Le necessità di incrementare le vaccinazioni in Sicilia è stata ribadita nei giorni scorsi dal Generale Figliuolo al termine di un tour nell’hub della Fiera di Palermo. “I vaccini ci sono , dobbiamo fare opera di convincimento . Questo  - ha detto- è l’unico modo per tornare liberi , per toglierci la mascherina , per prendere il caffè. Dobbiamo spingere nell’ultimo miglio”. E a spingere sono stati chiamati anche i farmacisti che hanno risposto positivamente all’appello del generale Figliuolo.  Il Dottor Domenico Vetro, titolare dell’omonima farmacia a Palermo, è uno di questi. “ L’utenza classica che è venuta in questo periodo sono state persone che erano timorose nei confronti del vaccino fondamentalmente molti per scarsa informazione. Noi- ci ha detto il dottor Vetro-  per aiutarli nel cammino vaccinale abbiamo anche spiegato quali potevano essere le problematiche inerenti al vaccino come possibili effetti collaterali e, laddove necessario, abbiamo consigliato di effettuare degli esami soprattutto per controllare l’emocromo perché i valori piastrinici sono fondamentali per capire assieme ai valori della coagulazione se vi possono essere delle difficoltà durante la vaccinazione. Tutto questo - ha concluso il dottor Vetro-  ovviamente prima della vaccinazione specialmente per quei soggetti che erano ad esempio in sovrappeso o a persone che parlavano di problematiche come trombosi venosa e fenomeni critici piuttosto elevati”.

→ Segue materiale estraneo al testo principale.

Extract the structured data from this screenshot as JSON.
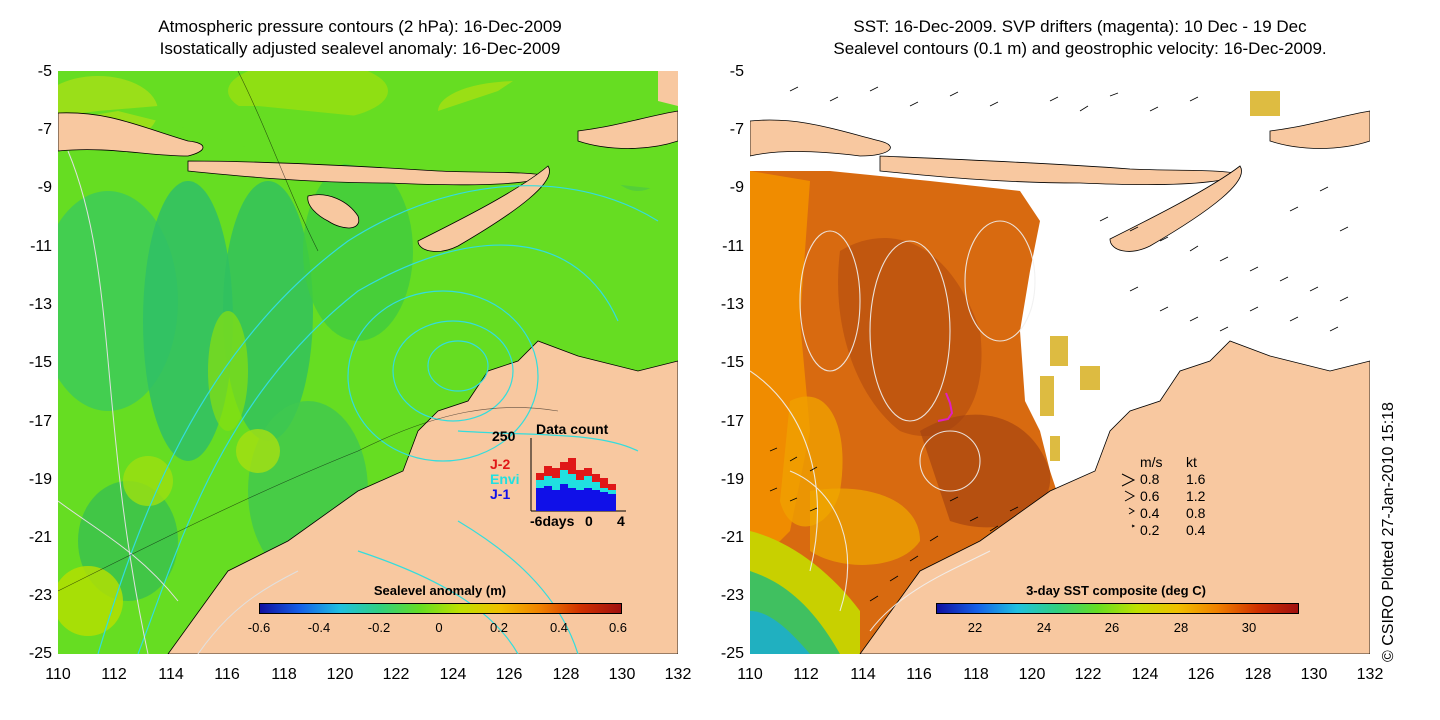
{
  "left_panel": {
    "title_line1": "Atmospheric pressure contours (2 hPa): 16-Dec-2009",
    "title_line2": "Isostatically adjusted sealevel anomaly: 16-Dec-2009",
    "colorbar_label": "Sealevel anomaly (m)",
    "colorbar_ticks": [
      "-0.6",
      "-0.4",
      "-0.2",
      "0",
      "0.2",
      "0.4",
      "0.6"
    ],
    "inset": {
      "title": "Data count",
      "ymax_label": "250",
      "xlabels": [
        "-6days",
        "0",
        "4"
      ],
      "legend": [
        {
          "label": "J-2",
          "color": "#e01818"
        },
        {
          "label": "Envi",
          "color": "#20e0e0"
        },
        {
          "label": "J-1",
          "color": "#1010e8"
        }
      ]
    }
  },
  "right_panel": {
    "title_line1": "SST: 16-Dec-2009. SVP drifters (magenta): 10 Dec - 19 Dec",
    "title_line2": "Sealevel contours (0.1 m) and geostrophic velocity: 16-Dec-2009.",
    "colorbar_label": "3-day SST composite (deg C)",
    "colorbar_ticks": [
      "22",
      "24",
      "26",
      "28",
      "30"
    ],
    "velocity_legend": {
      "header_ms": "m/s",
      "header_kt": "kt",
      "rows": [
        {
          "ms": "0.8",
          "kt": "1.6"
        },
        {
          "ms": "0.6",
          "kt": "1.2"
        },
        {
          "ms": "0.4",
          "kt": "0.8"
        },
        {
          "ms": "0.2",
          "kt": "0.4"
        }
      ]
    }
  },
  "axes": {
    "lat_ticks": [
      "-5",
      "-7",
      "-9",
      "-11",
      "-13",
      "-15",
      "-17",
      "-19",
      "-21",
      "-23",
      "-25"
    ],
    "lon_ticks": [
      "110",
      "112",
      "114",
      "116",
      "118",
      "120",
      "122",
      "124",
      "126",
      "128",
      "130",
      "132"
    ]
  },
  "credit": "© CSIRO Plotted 27-Jan-2010 15:18",
  "colors": {
    "land": "#f8c8a0",
    "sla_background": "#66dd22",
    "sst_background": "#d86a10",
    "contour_cyan": "#33dddd",
    "drifter": "#e020c0"
  }
}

Il titolare della farmacia Vetro evidenzia come ci sia stata – come era prevedibile- una grande affluenza di giovani.  “ Molti genitori hanno incominciato a fare vaccinare i bambini dai 12 anni in su che rappresentano una buona porzione come anche i ragazzi dai 18 anni in su. Abbiamo avuto una consistente utenza di persone tra i 12 ai 20 anni. Un dato che risulta comprensibile visto che i giovani vedono il vaccino come l’unica possibilità di ritornare a vivere.  Sono molto più portati, - dice il dottor Vetro - per loro è l’unico modo per ritornare alla socialità che a quell’età è la cosa più importante”.
Le vaccinazioni nelle farmacie e il porta a porta auspicato dall’Assessore Razza a Palermo stanno soppiantando il ricorso all’hub vaccinale , dove ormai si recano solo 1.200 persone al giorno a fronte delle 700 che vengono raggiunte da medici di famiglia e Usca nei tour nei quartieri. Interventi che dovrebbero far si che la Sicilia dal 4 ottobre torni ad essere zona bianca, decisione che spetta  alla cabina di regia ministeriale che ha il compito di valutare la situazione Covid regione per regione.

Nell’Isola , risulta vaccinato , con entrambe le dosi , il 64,3 % a cui aggiungere un ulteriore 5,3% solo con prima dose. A preoccupare è ancora la popolazione over 50. Il 15,1% non ha ricevuto nessuna dose di vaccino.

“ Abbiamo trovato persone che anche se avevano superato gli 80 anni erano ancora alla prima dose – ha riscontrato il Dottor Vetro nella sua attività - perché non avevano ben compreso quali potevano essere i benefici oltre che i rischi. Poi abbiamo trovato anche persone che si erano fermate alla prima dose di Astrazeneca che gli aveva dato effetti collaterali pesanti e che adesso avevano accettato di fare il passaggio con la seconda dose di Pfizer. La vaccinazione eterologa rappresenta la soluzione per queste persone che non avendo un’età superiore ai 60 anni avevano fatto un’Astrazeneca in prima dose e chiaramente non avevano ricevuto la seconda dose perché oramai era sconsigliata a chi aveva più di 60 anni. Peraltro Astrazeneca non è più presente nel panorama delle somministrazioni nazionali “ ha concluso il Dottor Vetro che nella sua farmacia ha organizzato le vaccinazioni in base alle prenotazioni suddivise in gruppi di sei persone. “ In certi casi per persone che avevano esigenze di lavoro o di completare il ciclo vaccinale abbiamo fatto sei somministrazioni la mattina e sei somministrazioni il pomeriggio. Un dato che ci conforta è l’aver notato che le vaccinazioni stanno aumentando”.